Lies and Sorcery

$33.95
An Italian master's magnum opus about three generations of women and their unhappy marriages, now in the first-gever unabridged English translation.

Elsa Morante is one of the great writers of the twentieth century—Natalia Ginzburg said she was the writer of her own generation that she admired most—and yet her work remains little known in the United States. Morante's celebrated first novel, Lies and Sorcery, written during the war, when Morante, half-Jewish, was living in hiding, and published in 1948, is a sprawling 700-page novel in the grand tradition of Stendhal, Tolstoy, and Proust, spanning the lives of three generations of wildly eccentric women. Set in Sicily, the story is told by Elisa, who, after the sudden death of her parents, was adopted at a young age by a wealthy “fallen woman.” Over the fifteen years that she has lived with her “protectress,” Elisa has retreated into an imaginary world populated by relatives and ancestors.

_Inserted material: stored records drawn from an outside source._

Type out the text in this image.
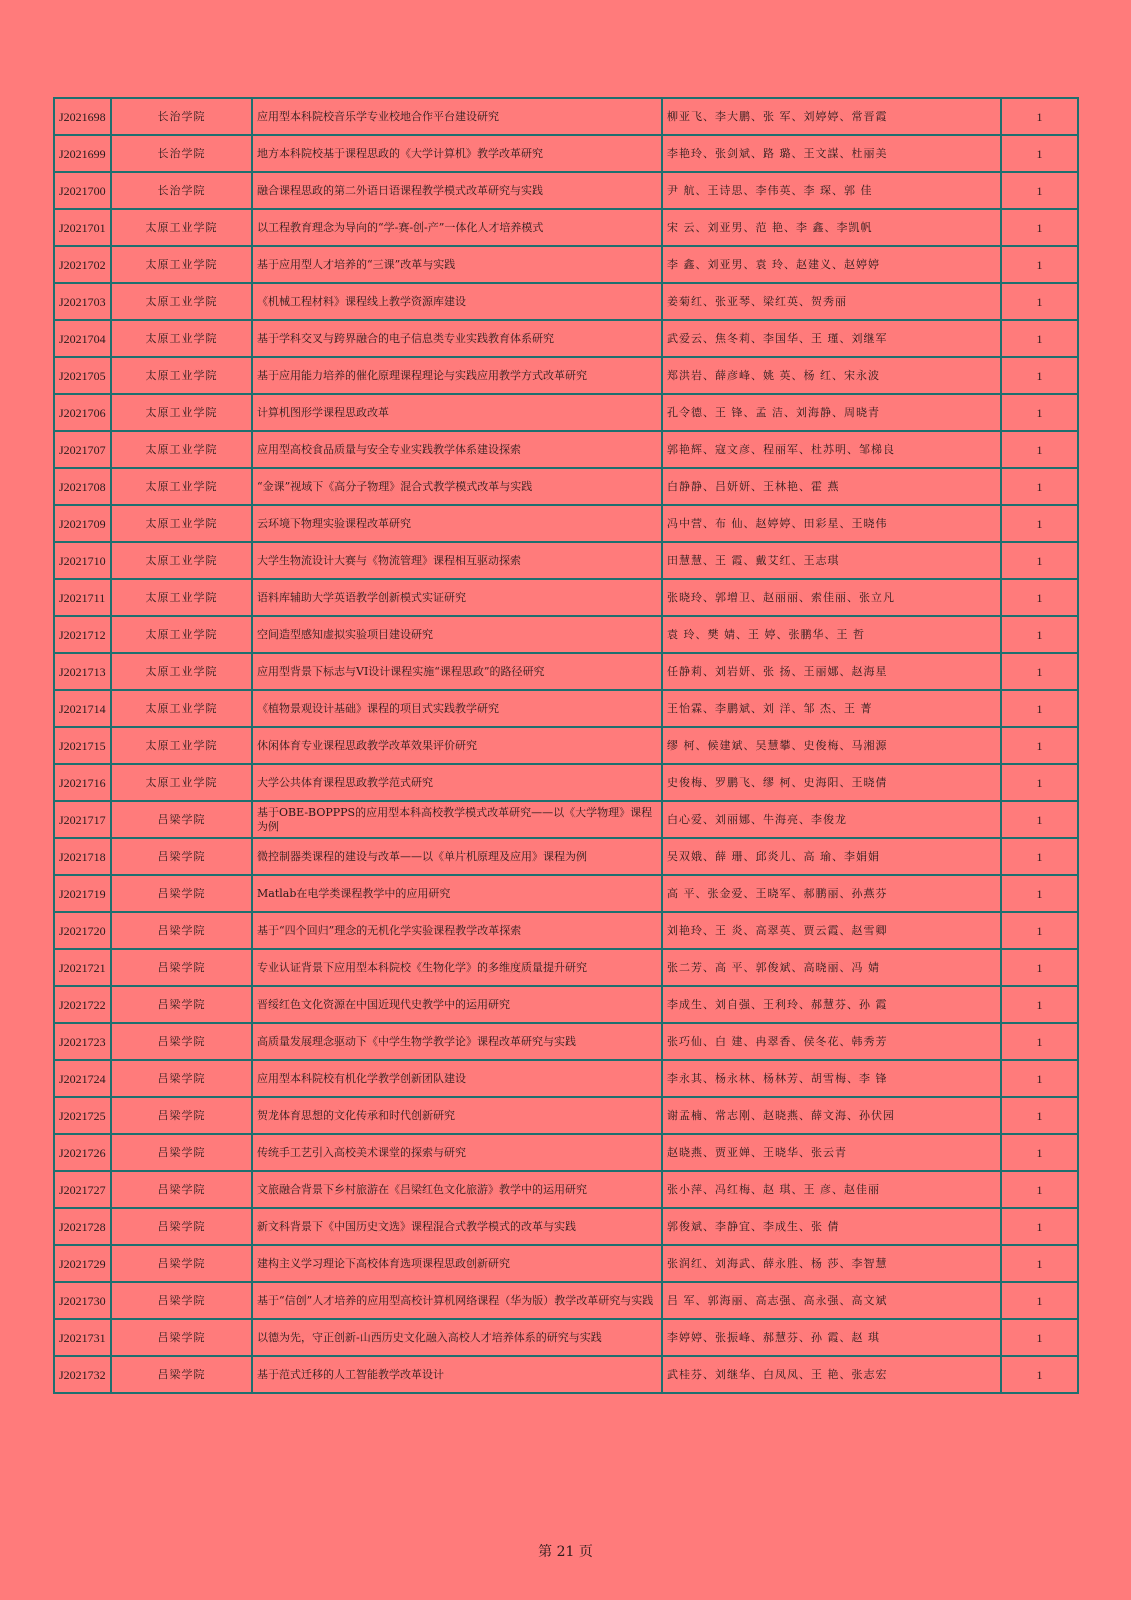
J2021698	长治学院	应用型本科院校音乐学专业校地合作平台建设研究	柳亚飞、李大鹏、张 军、刘婷婷、常晋霞	1
J2021699	长治学院	地方本科院校基于课程思政的《大学计算机》教学改革研究	李艳玲、张剑斌、路 璐、王文謀、杜丽美	1
J2021700	长治学院	融合课程思政的第二外语日语课程教学模式改革研究与实践	尹 航、王诗思、李伟英、李 琛、郭 佳	1
J2021701	太原工业学院	以工程教育理念为导向的“学-赛-创-产”一体化人才培养模式	宋 云、刘亚男、范 艳、李 鑫、李凯帆	1
J2021702	太原工业学院	基于应用型人才培养的“三课”改革与实践	李 鑫、刘亚男、袁 玲、赵建义、赵婷婷	1
J2021703	太原工业学院	《机械工程材料》课程线上教学资源库建设	姜菊红、张亚琴、梁红英、贺秀丽	1
J2021704	太原工业学院	基于学科交叉与跨界融合的电子信息类专业实践教育体系研究	武爱云、焦冬莉、李国华、王 瑾、刘继军	1
J2021705	太原工业学院	基于应用能力培养的催化原理课程理论与实践应用教学方式改革研究	郑洪岩、薛彦峰、姚 英、杨 红、宋永波	1
J2021706	太原工业学院	计算机图形学课程思政改革	孔令德、王 锋、孟 洁、刘海静、周晓青	1
J2021707	太原工业学院	应用型高校食品质量与安全专业实践教学体系建设探索	郭艳辉、寇文彦、程丽军、杜苏明、邹梯良	1
J2021708	太原工业学院	“金课”视域下《高分子物理》混合式教学模式改革与实践	白静静、吕妍妍、王林艳、霍 燕	1
J2021709	太原工业学院	云环境下物理实验课程改革研究	冯中营、布 仙、赵婷婷、田彩星、王晓伟	1
J2021710	太原工业学院	大学生物流设计大赛与《物流管理》课程相互驱动探索	田慧慧、王 霞、戴艾红、王志琪	1
J2021711	太原工业学院	语料库辅助大学英语教学创新模式实证研究	张晓玲、郭增卫、赵丽丽、索佳丽、张立凡	1
J2021712	太原工业学院	空间造型感知虚拟实验项目建设研究	袁 玲、樊 婧、王 婷、张鹏华、王 哲	1
J2021713	太原工业学院	应用型背景下标志与VI设计课程实施“课程思政”的路径研究	任静莉、刘岩妍、张 扬、王丽娜、赵海星	1
J2021714	太原工业学院	《植物景观设计基础》课程的项目式实践教学研究	王怡霖、李鹏斌、刘 洋、邹 杰、王 菁	1
J2021715	太原工业学院	休闲体育专业课程思政教学改革效果评价研究	缪 柯、候建斌、吴慧攀、史俊梅、马湘源	1
J2021716	太原工业学院	大学公共体育课程思政教学范式研究	史俊梅、罗鹏飞、缪 柯、史海阳、王晓倩	1
J2021717	吕梁学院	基于OBE-BOPPPS的应用型本科高校教学模式改革研究——以《大学物理》课程为例	白心爱、刘丽娜、牛海亮、李俊龙	1
J2021718	吕梁学院	微控制器类课程的建设与改革——以《单片机原理及应用》课程为例	吴双娥、薛 珊、邱炎儿、高 瑜、李娟娟	1
J2021719	吕梁学院	Matlab在电学类课程教学中的应用研究	高 平、张金爱、王晓军、郝鹏丽、孙燕芬	1
J2021720	吕梁学院	基于“四个回归”理念的无机化学实验课程教学改革探索	刘艳玲、王 炎、高翠英、贾云霞、赵雪卿	1
J2021721	吕梁学院	专业认证背景下应用型本科院校《生物化学》的多维度质量提升研究	张二芳、高 平、郭俊斌、高晓丽、冯 婧	1
J2021722	吕梁学院	晋绥红色文化资源在中国近现代史教学中的运用研究	李成生、刘自强、王利玲、郝慧芬、孙 霞	1
J2021723	吕梁学院	高质量发展理念驱动下《中学生物学教学论》课程改革研究与实践	张巧仙、白 建、冉翠香、侯冬花、韩秀芳	1
J2021724	吕梁学院	应用型本科院校有机化学教学创新团队建设	李永其、杨永林、杨林芳、胡雪梅、李 锋	1
J2021725	吕梁学院	贺龙体育思想的文化传承和时代创新研究	谢孟楠、常志刚、赵晓燕、薛文海、孙伏园	1
J2021726	吕梁学院	传统手工艺引入高校美术课堂的探索与研究	赵晓燕、贾亚婵、王晓华、张云青	1
J2021727	吕梁学院	文旅融合背景下乡村旅游在《吕梁红色文化旅游》教学中的运用研究	张小萍、冯红梅、赵 琪、王 彦、赵佳丽	1
J2021728	吕梁学院	新文科背景下《中国历史文选》课程混合式教学模式的改革与实践	郭俊斌、李静宜、李成生、张 倩	1
J2021729	吕梁学院	建构主义学习理论下高校体育选项课程思政创新研究	张润红、刘海武、薛永胜、杨 莎、李智慧	1
J2021730	吕梁学院	基于“信创”人才培养的应用型高校计算机网络课程（华为版）教学改革研究与实践	吕 军、郭海丽、高志强、高永强、高文斌	1
J2021731	吕梁学院	以德为先，守正创新-山西历史文化融入高校人才培养体系的研究与实践	李婷婷、张振峰、郝慧芬、孙 霞、赵 琪	1
J2021732	吕梁学院	基于范式迁移的人工智能教学改革设计	武桂芬、刘继华、白凤凤、王 艳、张志宏	1
第 21 页
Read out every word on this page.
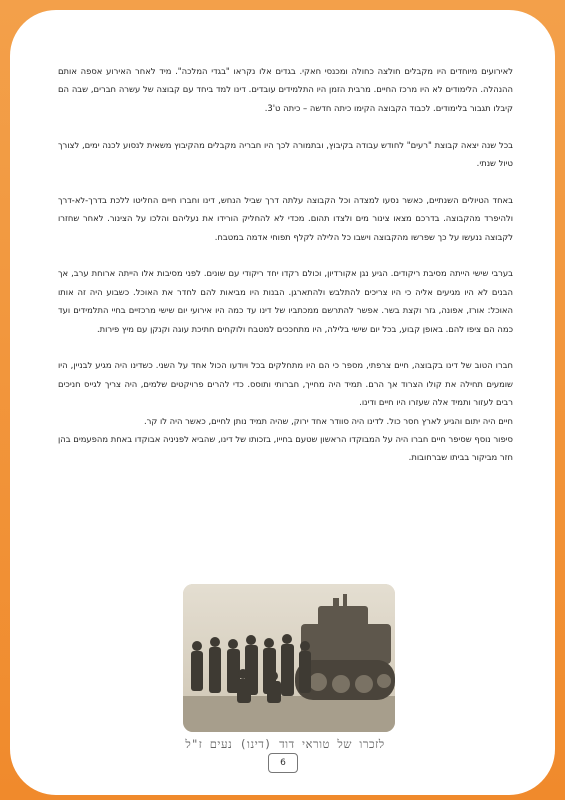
לאירועים מיוחדים היו מקבלים חולצה כחולה ומכנסי חאקי. בגדים אלו נקראו "בגדי המלכה". מיד לאחר האירוע אספה אותם ההנהלה. הלימודים לא היו מרכז החיים. מרבית הזמן היו התלמידים עובדים. דינו למד ביחד עם קבוצה של עשרה חברים, שבה הם קיבלו תגבור בלימודים. לכבוד הקבוצה הקימו כיתה חדשה – כיתה ט'3.

בכל שנה יצאה קבוצת "רעים" לחודש עבודה בקיבוץ, ובתמורה לכך היו חבריה מקבלים מהקיבוץ משאית לנסוע לכנה ימים, לצורך טיול שנתי.

באחד הטיולים השנתיים, כאשר נסעו למצדה וכל הקבוצה עלתה דרך שביל הנחש, דינו וחברו חיים החליטו ללכת בדרך-לא-דרך ולהיפרד מהקבוצה. בדרכם מצאו צינור מים ולצדו תהום. מכדי לא להחליק הורידו את נעליהם והלכו על הצינור. לאחר שחזרו לקבוצה ננעשו על כך שפרשו מהקבוצה וישבו כל הלילה לקלף תפוחי אדמה במטבח.

בערבי שישי הייתה מסיבת ריקודים. הגיע נגן אקורדיון, וכולם רקדו יחד ריקודי עם שונים. לפני מסיבות אלו הייתה ארוחת ערב, אך הבנים לא היו מגיעים אליה כי היו צריכים להתלבש ולהתארגן. הבנות היו מביאות להם לחדר את האוכל. כשבוע היה זה אותו האוכל: אורז, אפונה, גזר וקצת בשר. אפשר להתרשם ממכתביו של דינו עד כמה היו אירועי יום שישי מרכזיים בחיי התלמידים ועד כמה הם ציפו להם. באופן קבוע, בכל יום שישי בלילה, היו מתחככים למטבח ולוקחים חתיכת עוגה וקנקן עם מיץ פירות.

חברו הטוב של דינו בקבוצה, חיים צרפתי, מספר כי הם היו מתחלקים בכל ויודעו הכול אחד על השני. כשדינו היה מגיע לבניין, היו שומעים תחילה את קולו הצרוד אך הרם. תמיד היה מחייך, חברותי ותוסס. כדי להרים פרויקטים שלמים, היה צריך לגייס חניכים רבים לעזור ותמיד אלה שעזרו היו חיים ודינו.

חיים היה יתום והגיע לארץ חסר כול. לדינו היה סוודר אחד ירוק, שהיה תמיד נותן לחיים, כאשר היה לו קר.

סיפור נוסף שסיפר חיים חברו היה על המבוקדו הראשון שטעם בחייו, בזכותו של דינו, שהביא לפניניה אבוקדו באחת מהפעמים בהן חזר מביקור בביתו שברחובות.

לזכרו של טוראי דוד (דינו) נעים ז"ל
6
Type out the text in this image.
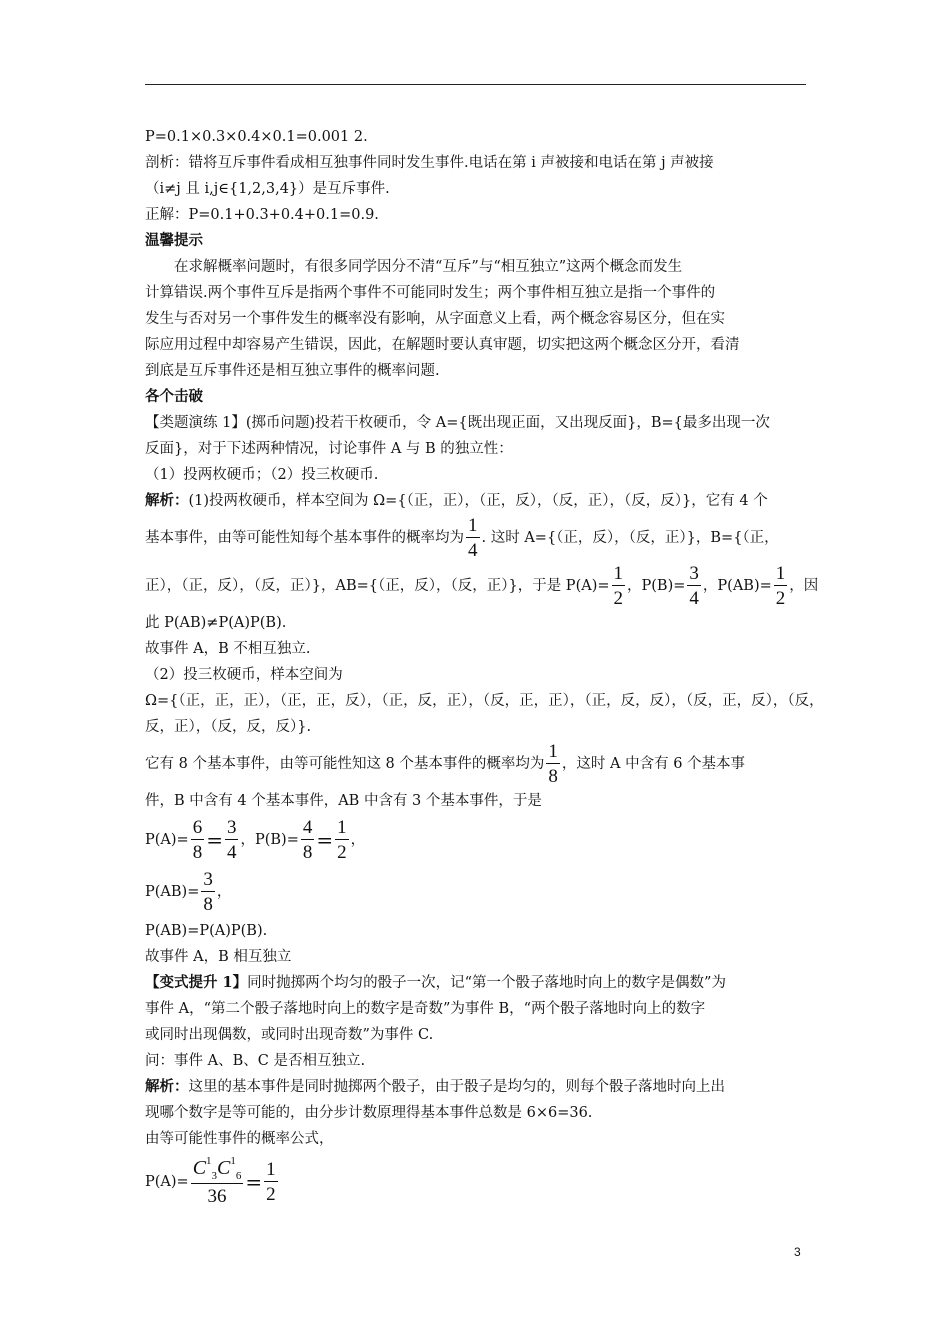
P=0.1×0.3×0.4×0.1=0.001 2.

剖析：错将互斥事件看成相互独事件同时发生事件.电话在第 i 声被接和电话在第 j 声被接

（i≠j 且 i,j∈{1,2,3,4}）是互斥事件.

正解：P=0.1+0.3+0.4+0.1=0.9.

温馨提示

在求解概率问题时，有很多同学因分不清“互斥”与“相互独立”这两个概念而发生

计算错误.两个事件互斥是指两个事件不可能同时发生；两个事件相互独立是指一个事件的

发生与否对另一个事件发生的概率没有影响，从字面意义上看，两个概念容易区分，但在实

际应用过程中却容易产生错误，因此，在解题时要认真审题，切实把这两个概念区分开，看清

到底是互斥事件还是相互独立事件的概率问题.

各个击破

【类题演练 1】(掷币问题)投若干枚硬币，令 A={既出现正面，又出现反面}，B={最多出现一次

反面}，对于下述两种情况，讨论事件 A 与 B 的独立性：

（1）投两枚硬币；（2）投三枚硬币.

解析：(1)投两枚硬币，样本空间为 Ω={（正，正），（正，反），（反，正），（反，反）}，它有 4 个

基本事件，由等可能性知每个基本事件的概率均为 $\frac{1}{4}$ . 这时 A={（正，反），（反，正）}，B={（正，

正），（正，反），（反，正）}，AB={（正，反），（反，正）}，于是 $P(A)= \frac{1}{2}$ ，$P(B)= \frac{3}{4}$ ，$P(AB)= \frac{1}{2}$ ，因

此 P(AB)≠P(A)P(B).

故事件 A，B 不相互独立.

（2）投三枚硬币，样本空间为

Ω={（正，正，正），（正，正，反），（正，反，正），（反，正，正），（正，反，反），（反，正，反），（反，

反，正），（反，反，反）}.

它有 8 个基本事件，由等可能性知这 8 个基本事件的概率均为 $\frac{1}{8}$ ，这时 A 中含有 6 个基本事

件，B 中含有 4 个基本事件，AB 中含有 3 个基本事件，于是

$P(A)= \frac{6}{8} = \frac{3}{4}$ ，$P(B)= \frac{4}{8} = \frac{1}{2}$ ，

$P(AB)= \frac{3}{8}$ ，

P(AB)=P(A)P(B).

故事件 A，B 相互独立

【变式提升 1】同时抛掷两个均匀的骰子一次，记“第一个骰子落地时向上的数字是偶数”为

事件 A，“第二个骰子落地时向上的数字是奇数”为事件 B，“两个骰子落地时向上的数字

或同时出现偶数，或同时出现奇数”为事件 C.

问：事件 A、B、C 是否相互独立.

解析：这里的基本事件是同时抛掷两个骰子，由于骰子是均匀的，则每个骰子落地时向上出

现哪个数字是等可能的，由分步计数原理得基本事件总数是 6×6=36.

由等可能性事件的概率公式，

$P(A)= \frac{C^1_3C^1_6}{36} = \frac{1}{2}$

3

Beginning with the death of Elisa’s guardian, Lies and Sorcery recounts this young woman's attempt to reclaim reality by uncovering the dark details of her family’s tortured and dramatic history. The reader is drawn into a tale, sweeping in scope, of family secrets, of intrigue and treachery, that is also an exploration of political and social injustice. Throughout, Morante’s elegant and elaborate prose as well as her drive to get at the heart of her characters’ complex motivations and relationships and their all-too self-destructive behavior hold us spellbound.

A heavily abridged English translation of Lies and Sorcery came out in the 1950s under the title of House of Lies. Jenny McPhee's new translation is the first complete English rendering of the book that Georg Lukács considered the greatest of modern Italian novels.